Previous chapters have described how - by visiting a garden with a Key - almost anyone would be able to receive a message through the Living Garden, and the way in which - by making use of the range of widely available authoring tools or services - individuals can create their own messages. The example used, so far, in order to illustrate the mechanical stages involved in these processes has been that of a spoken love poem. But what of other types of message?

Reunion

The Living Garden is not intended to be a prescriptive environment in terms of the contents of Living Books, but it clearly serves some purposes better than others. Neither is the Garden meant to compete with systems like the telephone which caters for more immediate communication needs - it would be perverse indeed to create a Living Book, to despatch a Key with instructions to visit a garden, for a message saying that you `might be home an hour late, tonight'. Similarly, its purpose is more than to put a television set, HiFi or cinema screen in the countryside - not least because all of these functions are performed far better elsewhere. Extending the philosophy behind the Garden to the outside world for a moment, one could say that the appropriate `Viewer' for a movie is a cinema screen, whose `garden' is a cinema.

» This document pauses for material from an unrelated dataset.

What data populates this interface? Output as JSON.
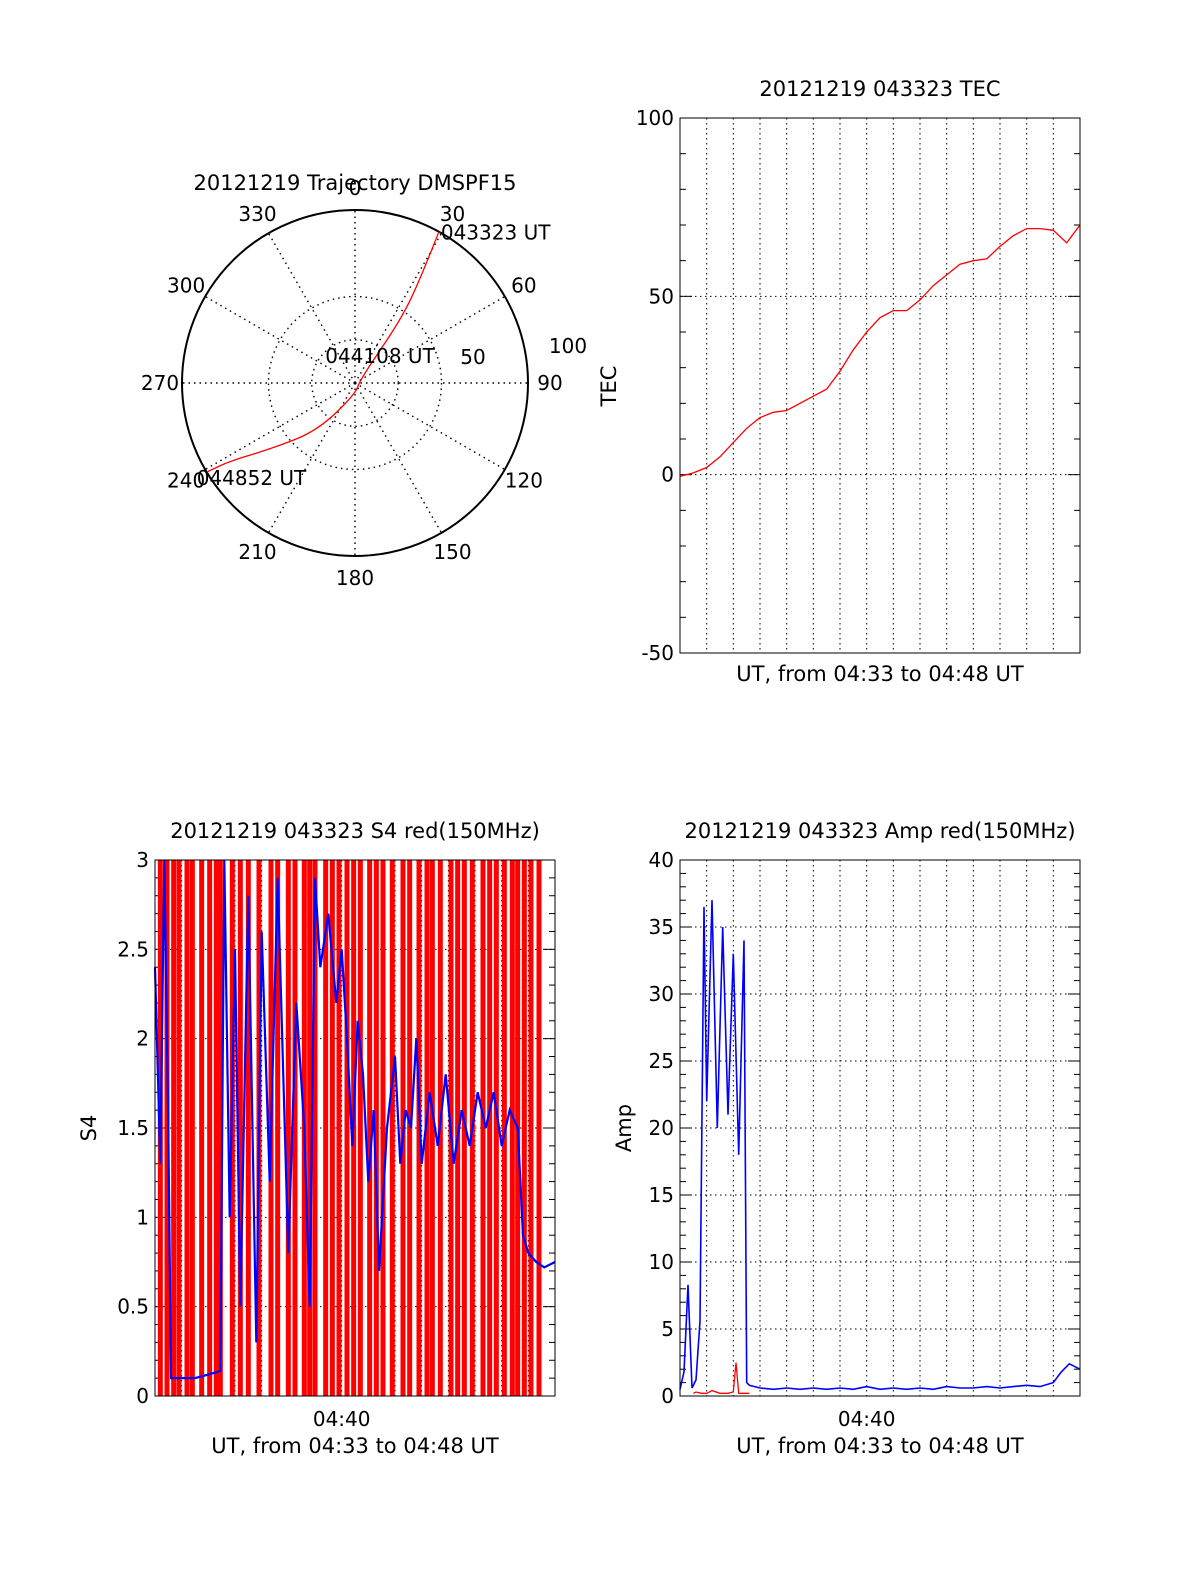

Returning to the Garden, again, its social purpose does, however, have something in common with letter writing. Living Books are generally likely to be the result of various reflections (although some authoring tools would allow something to be `scribbled down' - captured by microphone or lens - in a hurry if required). The role served by messages delivered through the Garden could range over anything from the psychological, to the pathological, the touching to the hateful, the sublime to the ridiculous. Whilst some messages might almost serve ends in their own right, for many the reason to create a Living Book would be to maintain or catalyse events outside of a garden. A Living Book is not intended to be any kind of substitute for experience. One person might find the process of listening to a Living Book solitary and intellectual, something which they restrict to within the literal walls of a garden (as a place). For someone else, a garden would simply be the starting point from which a Living Book would serve as the catalyst for a lifetime of events all of which take place beyond the limits of the Garden (as a scheme).